Şaşakaldım. Arkadaşlar anavatana dönüş ile birlikte kişi
yaşamında yepyeni bir sayfa açıldığından, dilin
gücünden, karizma olduğundan bu kadar bihaber
olabilirler miydi? Acıyla gülümsedim ve “Bakın dedim.
Fahri’ye karşı olmak gibi, karşı durmak gibi bir amacım
asla olamaz. Ancak asıl bilmeniz gereken, Fahri’ye, ben
ya da birimizden biri değil dönüş yapanların tümü karşı
çıksak da toplumda yer edinmesini, önemsenmesini,
düşlediğinizden öte bir statü kazanmasını
önleyemezsiniz. Fahri, halkımızın ulusal mücadele
verenleri için zaten bilinen, tanınan değer verilen
biri. Kendi yolunu kendisi açabilecek donanımı olan
biri. Bu tip düşünceleri unutun da nasıl birlikte
üretebileceğimizi, birimizin eksiğini diğerimizin nasıl
tamamlayacağını düşünelim” demiştim.
Aslında en hafifi, “birkaç kişi kimsenin öne çıkmasına
izin vermiyor” yollu suçlamalara temel olan görünüm de
bu dili bilenlerin azlığı. Hem birikimi olup hem de
katkıda bulunmak isteyen arkadaşların çoğunun, dili
yetersiz. Örneğin ÇETAO Nadir Yağan. Yazılarını anadilde
yazabilseydi güzelim röportajlarını anadilde
yapabilseydi ben eminim sevgili Erhan’ın öngördüğü gibi,
Türkiye’nin Neşe Düzel, Nuriye Akman ve benzeri gibi
olur, okurlarının ufkunu açar yazdığı gazeteye tiraj da
getirirdi.
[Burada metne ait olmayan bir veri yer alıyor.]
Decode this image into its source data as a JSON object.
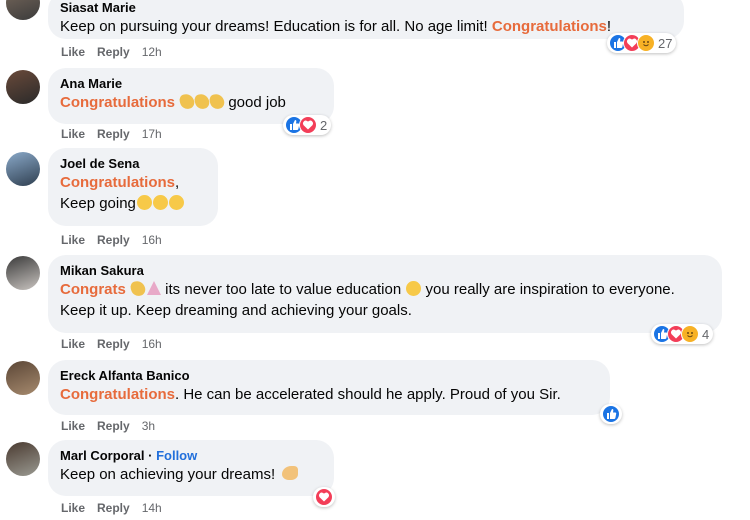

Halkımız tarafından daha tanınır daha sevilir
olurdu. Hele Türkçe ile yayımlanan bu kadar güzel yazı
değerli kitaplar anadilde yayımlanabilseydi… Halkımızın
gelecek umdu ne kadar büyürdü bir düşünebilseniz...
Anavatan ile diaspora arasında nasıl sıcak ilişkiler
gelişir. Ne denli kopmaz bağlar oluşurdu…
Evet gönülden katkıda bulunmak isteyenler dilleri
yetmediği, dili yeterli olanlar da haklı da
görülebilecek kimi gerekçelerle olaylara uzak kalınca
“meydanları kimselere bırakmıyorlar” suçlamalarına
karşın sorumlulukları yüklenmek zorunda kalırsınız.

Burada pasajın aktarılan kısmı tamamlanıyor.